On Sept. 9, 1985, the Cardinals, in first place by a half game ahead of the Mets, called up Keough from Louisville. He made his Cardinals debut that night, pitching four scoreless innings in relief of Kurt Kepshire in a 3-1 win over the Cubs at St. Louis. Boxscore

Five days later, Keough relieved Kepshire again and pitched two scoreless innings against the Cubs in a 5-4 Cardinals win at Chicago. Boxscore

Herzog yanked Kepshire from the rotation and gave Keough a start on Sept. 19 against the Phillies, but he gave up five runs before being lifted in the third inning and the Phillies won, 6-3. Boxscore

“I was pitching 2-and-1 and 2-and-0 on everybody and I usually don’t do that,” Keough told the St. Louis Post-Dispatch.

Keough’s last appearance for the Cardinals came Sept. 24 when he worked two scoreless innings in relief of Ricky Horton in a game the Cardinals won, 5-4, versus the Pirates. Boxscore

Keough was 0-1 with a 4.50 ERA as a Cardinal, but in three relief stints he allowed no runs and struck out eight in eight innings.

Checkered past

The 1985 Cardinals went on to win the National League pennant. Keough was ineligible to pitch in the postseason because he joined the club too late, but the Cardinals gave him a championship ring. Granted free agency, he signed with the Cubs and split the 1986 season, his last in the majors, with them and the Astros.

Keough made one appearance against the Cardinals. Filling in for scheduled starter Dennis Eckersley, who developed back spasms, Keough pitched four innings, gave up a two-run single to Ozzie Smith and took the loss in a 4-3 Cardinals win over the Cubs at St. Louis on June 5, 1986. Boxscore

Like his father Marty, who finished his playing career in Japan in 1968, Matt went to Japan and pitched for four years (1987-90) with the Hanshin Tigers.
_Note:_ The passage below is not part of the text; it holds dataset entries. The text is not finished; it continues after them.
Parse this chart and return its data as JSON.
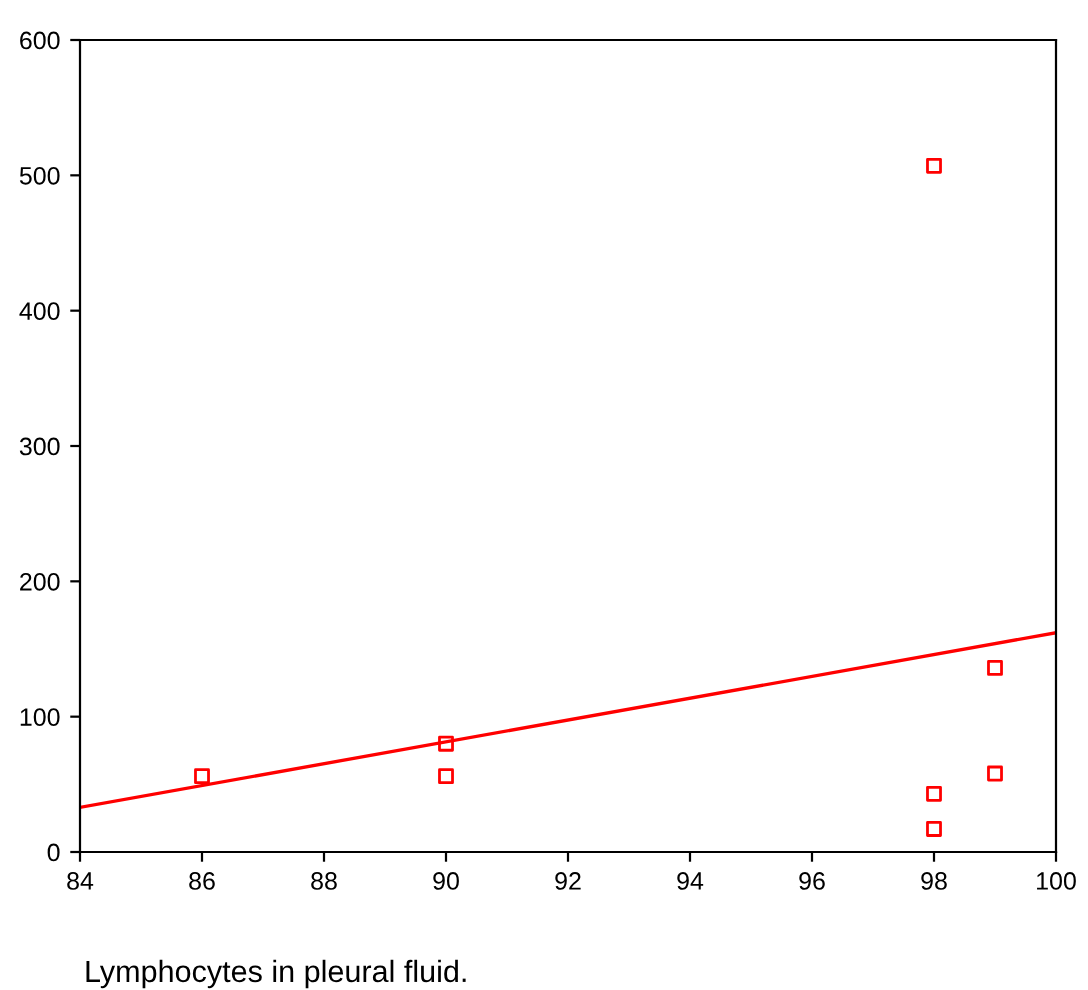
{
  "chart_data": {
    "type": "scatter",
    "annotations": [
      "Lymphocytes in pleural fluid."
    ],
    "xlim": [
      84,
      100
    ],
    "xticks": [
      84,
      86,
      88,
      90,
      92,
      94,
      96,
      98,
      100
    ],
    "ylim": [
      0,
      600
    ],
    "yticks": [
      0,
      100,
      200,
      300,
      400,
      500,
      600
    ],
    "grid": false,
    "marker": "square",
    "series": [
      {
        "color": "#ff0000",
        "x": [
          86,
          90,
          90,
          98,
          98,
          98,
          99,
          99
        ],
        "values": [
          56,
          80,
          56,
          507,
          43,
          17,
          136,
          58
        ]
      },
      {
        "type": "line",
        "color": "#ff0000",
        "x": [
          84,
          100
        ],
        "values": [
          33,
          162
        ],
        "marker": "none"
      }
    ]
  }
}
Keough, who had a big-league career record of 58-84, tried a comeback with the Angels at spring training in 1992. While seated in the dugout during a game at Scottsdale, Ariz., Keough was hit in the temple by a foul ball off the bat of the Giants’ John Patterson. Marty Keough, scouting the game for the Cardinals, watched as medical personnel attended to his son. Matt developed a blood clot in his brain and needed surgery.

Keough recovered and went on to scout for the Angels and Rays. He also served as special assistant to the general manager of the Athletics.
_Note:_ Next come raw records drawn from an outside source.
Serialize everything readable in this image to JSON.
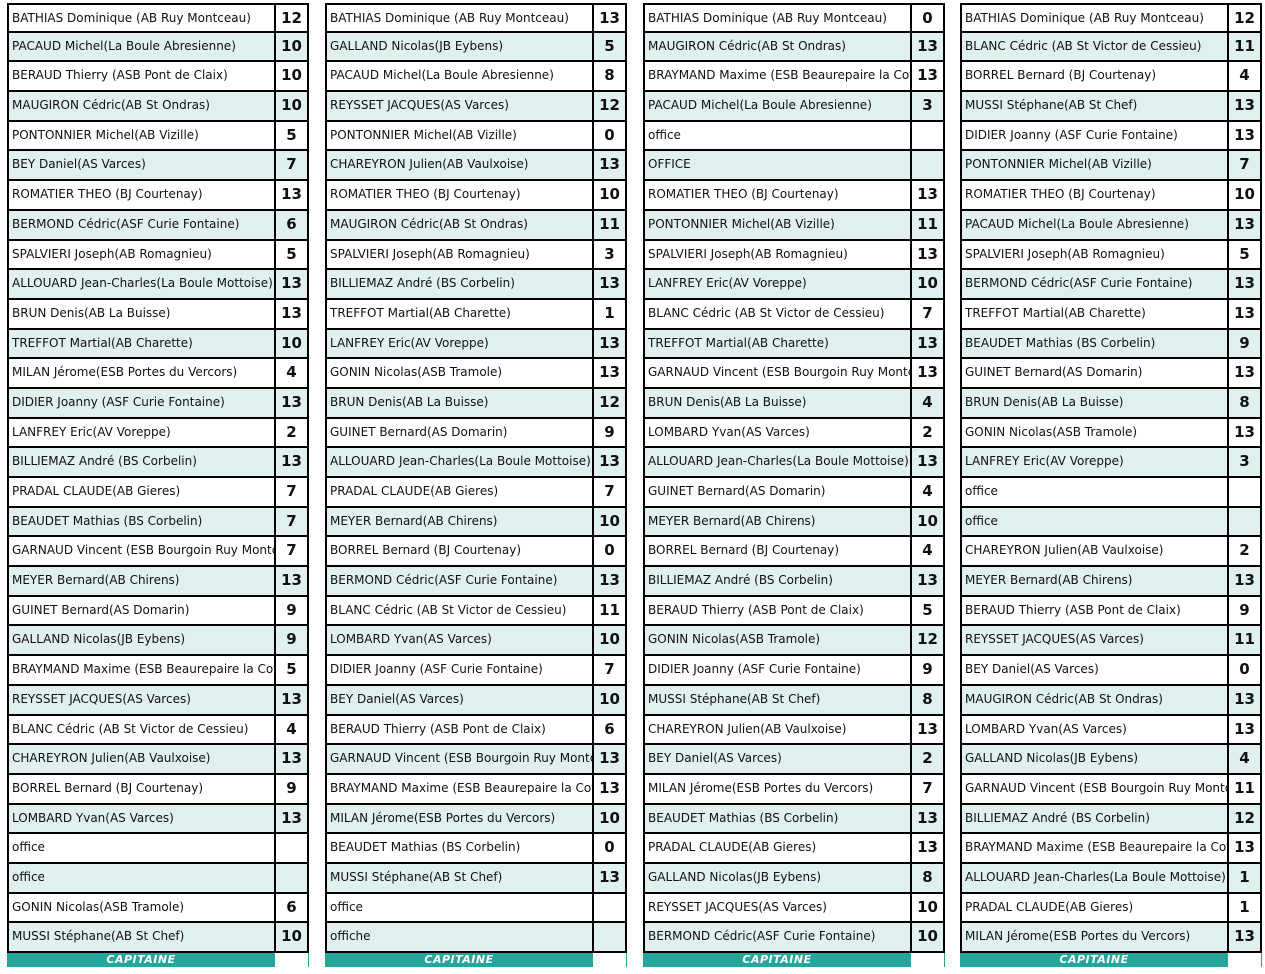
{
  "footer_label": "CAPITAINE",
  "colors": {
    "alt_row": "#dff0ef",
    "footer": "#26a69a"
  },
  "tables": [
    [
      [
        "BATHIAS Dominique (AB Ruy Montceau)",
        "12"
      ],
      [
        "PACAUD Michel(La Boule Abresienne)",
        "10"
      ],
      [
        "BERAUD Thierry (ASB Pont de Claix)",
        "10"
      ],
      [
        "MAUGIRON Cédric(AB St Ondras)",
        "10"
      ],
      [
        "PONTONNIER Michel(AB Vizille)",
        "5"
      ],
      [
        "BEY Daniel(AS Varces)",
        "7"
      ],
      [
        "ROMATIER THEO (BJ Courtenay)",
        "13"
      ],
      [
        "BERMOND Cédric(ASF Curie Fontaine)",
        "6"
      ],
      [
        "SPALVIERI Joseph(AB Romagnieu)",
        "5"
      ],
      [
        "ALLOUARD Jean-Charles(La Boule Mottoise)",
        "13"
      ],
      [
        "BRUN Denis(AB La Buisse)",
        "13"
      ],
      [
        "TREFFOT Martial(AB Charette)",
        "10"
      ],
      [
        "MILAN Jérome(ESB Portes du Vercors)",
        "4"
      ],
      [
        "DIDIER Joanny (ASF Curie Fontaine)",
        "13"
      ],
      [
        "LANFREY Eric(AV Voreppe)",
        "2"
      ],
      [
        "BILLIEMAZ André (BS Corbelin)",
        "13"
      ],
      [
        "PRADAL CLAUDE(AB Gieres)",
        "7"
      ],
      [
        "BEAUDET Mathias (BS Corbelin)",
        "7"
      ],
      [
        "GARNAUD Vincent (ESB Bourgoin Ruy Montceau)",
        "7"
      ],
      [
        "MEYER Bernard(AB Chirens)",
        "13"
      ],
      [
        "GUINET Bernard(AS Domarin)",
        "9"
      ],
      [
        "GALLAND Nicolas(JB Eybens)",
        "9"
      ],
      [
        "BRAYMAND Maxime (ESB Beaurepaire la Cote)",
        "5"
      ],
      [
        "REYSSET JACQUES(AS Varces)",
        "13"
      ],
      [
        "BLANC Cédric (AB St Victor de Cessieu)",
        "4"
      ],
      [
        "CHAREYRON Julien(AB Vaulxoise)",
        "13"
      ],
      [
        "BORREL Bernard (BJ Courtenay)",
        "9"
      ],
      [
        "LOMBARD Yvan(AS Varces)",
        "13"
      ],
      [
        "office",
        ""
      ],
      [
        "office",
        ""
      ],
      [
        "GONIN Nicolas(ASB Tramole)",
        "6"
      ],
      [
        "MUSSI Stéphane(AB St Chef)",
        "10"
      ]
    ],
    [
      [
        "BATHIAS Dominique (AB Ruy Montceau)",
        "13"
      ],
      [
        "GALLAND Nicolas(JB Eybens)",
        "5"
      ],
      [
        "PACAUD Michel(La Boule Abresienne)",
        "8"
      ],
      [
        "REYSSET JACQUES(AS Varces)",
        "12"
      ],
      [
        "PONTONNIER Michel(AB Vizille)",
        "0"
      ],
      [
        "CHAREYRON Julien(AB Vaulxoise)",
        "13"
      ],
      [
        "ROMATIER THEO (BJ Courtenay)",
        "10"
      ],
      [
        "MAUGIRON Cédric(AB St Ondras)",
        "11"
      ],
      [
        "SPALVIERI Joseph(AB Romagnieu)",
        "3"
      ],
      [
        "BILLIEMAZ André (BS Corbelin)",
        "13"
      ],
      [
        "TREFFOT Martial(AB Charette)",
        "1"
      ],
      [
        "LANFREY Eric(AV Voreppe)",
        "13"
      ],
      [
        "GONIN Nicolas(ASB Tramole)",
        "13"
      ],
      [
        "BRUN Denis(AB La Buisse)",
        "12"
      ],
      [
        "GUINET Bernard(AS Domarin)",
        "9"
      ],
      [
        "ALLOUARD Jean-Charles(La Boule Mottoise)",
        "13"
      ],
      [
        "PRADAL CLAUDE(AB Gieres)",
        "7"
      ],
      [
        "MEYER Bernard(AB Chirens)",
        "10"
      ],
      [
        "BORREL Bernard (BJ Courtenay)",
        "0"
      ],
      [
        "BERMOND Cédric(ASF Curie Fontaine)",
        "13"
      ],
      [
        "BLANC Cédric (AB St Victor de Cessieu)",
        "11"
      ],
      [
        "LOMBARD Yvan(AS Varces)",
        "10"
      ],
      [
        "DIDIER Joanny (ASF Curie Fontaine)",
        "7"
      ],
      [
        "BEY Daniel(AS Varces)",
        "10"
      ],
      [
        "BERAUD Thierry (ASB Pont de Claix)",
        "6"
      ],
      [
        "GARNAUD Vincent (ESB Bourgoin Ruy Montceau)",
        "13"
      ],
      [
        "BRAYMAND Maxime (ESB Beaurepaire la Cote)",
        "13"
      ],
      [
        "MILAN Jérome(ESB Portes du Vercors)",
        "10"
      ],
      [
        "BEAUDET Mathias (BS Corbelin)",
        "0"
      ],
      [
        "MUSSI Stéphane(AB St Chef)",
        "13"
      ],
      [
        "office",
        ""
      ],
      [
        "offiche",
        ""
      ]
    ],
    [
      [
        "BATHIAS Dominique (AB Ruy Montceau)",
        "0"
      ],
      [
        "MAUGIRON Cédric(AB St Ondras)",
        "13"
      ],
      [
        "BRAYMAND Maxime (ESB Beaurepaire la Cote)",
        "13"
      ],
      [
        "PACAUD Michel(La Boule Abresienne)",
        "3"
      ],
      [
        "office",
        ""
      ],
      [
        "OFFICE",
        ""
      ],
      [
        "ROMATIER THEO (BJ Courtenay)",
        "13"
      ],
      [
        "PONTONNIER Michel(AB Vizille)",
        "11"
      ],
      [
        "SPALVIERI Joseph(AB Romagnieu)",
        "13"
      ],
      [
        "LANFREY Eric(AV Voreppe)",
        "10"
      ],
      [
        "BLANC Cédric (AB St Victor de Cessieu)",
        "7"
      ],
      [
        "TREFFOT Martial(AB Charette)",
        "13"
      ],
      [
        "GARNAUD Vincent (ESB Bourgoin Ruy Montceau)",
        "13"
      ],
      [
        "BRUN Denis(AB La Buisse)",
        "4"
      ],
      [
        "LOMBARD Yvan(AS Varces)",
        "2"
      ],
      [
        "ALLOUARD Jean-Charles(La Boule Mottoise)",
        "13"
      ],
      [
        "GUINET Bernard(AS Domarin)",
        "4"
      ],
      [
        "MEYER Bernard(AB Chirens)",
        "10"
      ],
      [
        "BORREL Bernard (BJ Courtenay)",
        "4"
      ],
      [
        "BILLIEMAZ André (BS Corbelin)",
        "13"
      ],
      [
        "BERAUD Thierry (ASB Pont de Claix)",
        "5"
      ],
      [
        "GONIN Nicolas(ASB Tramole)",
        "12"
      ],
      [
        "DIDIER Joanny (ASF Curie Fontaine)",
        "9"
      ],
      [
        "MUSSI Stéphane(AB St Chef)",
        "8"
      ],
      [
        "CHAREYRON Julien(AB Vaulxoise)",
        "13"
      ],
      [
        "BEY Daniel(AS Varces)",
        "2"
      ],
      [
        "MILAN Jérome(ESB Portes du Vercors)",
        "7"
      ],
      [
        "BEAUDET Mathias (BS Corbelin)",
        "13"
      ],
      [
        "PRADAL CLAUDE(AB Gieres)",
        "13"
      ],
      [
        "GALLAND Nicolas(JB Eybens)",
        "8"
      ],
      [
        "REYSSET JACQUES(AS Varces)",
        "10"
      ],
      [
        "BERMOND Cédric(ASF Curie Fontaine)",
        "10"
      ]
    ],
    [
      [
        "BATHIAS Dominique (AB Ruy Montceau)",
        "12"
      ],
      [
        "BLANC Cédric (AB St Victor de Cessieu)",
        "11"
      ],
      [
        "BORREL Bernard (BJ Courtenay)",
        "4"
      ],
      [
        "MUSSI Stéphane(AB St Chef)",
        "13"
      ],
      [
        "DIDIER Joanny (ASF Curie Fontaine)",
        "13"
      ],
      [
        "PONTONNIER Michel(AB Vizille)",
        "7"
      ],
      [
        "ROMATIER THEO (BJ Courtenay)",
        "10"
      ],
      [
        "PACAUD Michel(La Boule Abresienne)",
        "13"
      ],
      [
        "SPALVIERI Joseph(AB Romagnieu)",
        "5"
      ],
      [
        "BERMOND Cédric(ASF Curie Fontaine)",
        "13"
      ],
      [
        "TREFFOT Martial(AB Charette)",
        "13"
      ],
      [
        "BEAUDET Mathias (BS Corbelin)",
        "9"
      ],
      [
        "GUINET Bernard(AS Domarin)",
        "13"
      ],
      [
        "BRUN Denis(AB La Buisse)",
        "8"
      ],
      [
        "GONIN Nicolas(ASB Tramole)",
        "13"
      ],
      [
        "LANFREY Eric(AV Voreppe)",
        "3"
      ],
      [
        "office",
        ""
      ],
      [
        "office",
        ""
      ],
      [
        "CHAREYRON Julien(AB Vaulxoise)",
        "2"
      ],
      [
        "MEYER Bernard(AB Chirens)",
        "13"
      ],
      [
        "BERAUD Thierry (ASB Pont de Claix)",
        "9"
      ],
      [
        "REYSSET JACQUES(AS Varces)",
        "11"
      ],
      [
        "BEY Daniel(AS Varces)",
        "0"
      ],
      [
        "MAUGIRON Cédric(AB St Ondras)",
        "13"
      ],
      [
        "LOMBARD Yvan(AS Varces)",
        "13"
      ],
      [
        "GALLAND Nicolas(JB Eybens)",
        "4"
      ],
      [
        "GARNAUD Vincent (ESB Bourgoin Ruy Montceau)",
        "11"
      ],
      [
        "BILLIEMAZ André (BS Corbelin)",
        "12"
      ],
      [
        "BRAYMAND Maxime (ESB Beaurepaire la Cote)",
        "13"
      ],
      [
        "ALLOUARD Jean-Charles(La Boule Mottoise)",
        "1"
      ],
      [
        "PRADAL CLAUDE(AB Gieres)",
        "1"
      ],
      [
        "MILAN Jérome(ESB Portes du Vercors)",
        "13"
      ]
    ]
  ]
}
In April 2005, Keough was involved in a car accident in California, injuring a pedestrian. He pleaded guilty to felony charges of driving under the influence after he crashed his vehicle into another at a red light, pushing the vehicle into a man walking his bike across the street, police said to the Orange County Register. The injured man was admitted to a hospital.

In December 2007, Keough was arraigned on charges he was binge drinking at a bar in violation of his probation, authorities told the Orange County Register. The arrest came less than a week after Keough was released from the Newport Beach lockup, where he spent seven weeks as a jail trustee washing patrol cars and cleaning the facility after he was caught violating parole.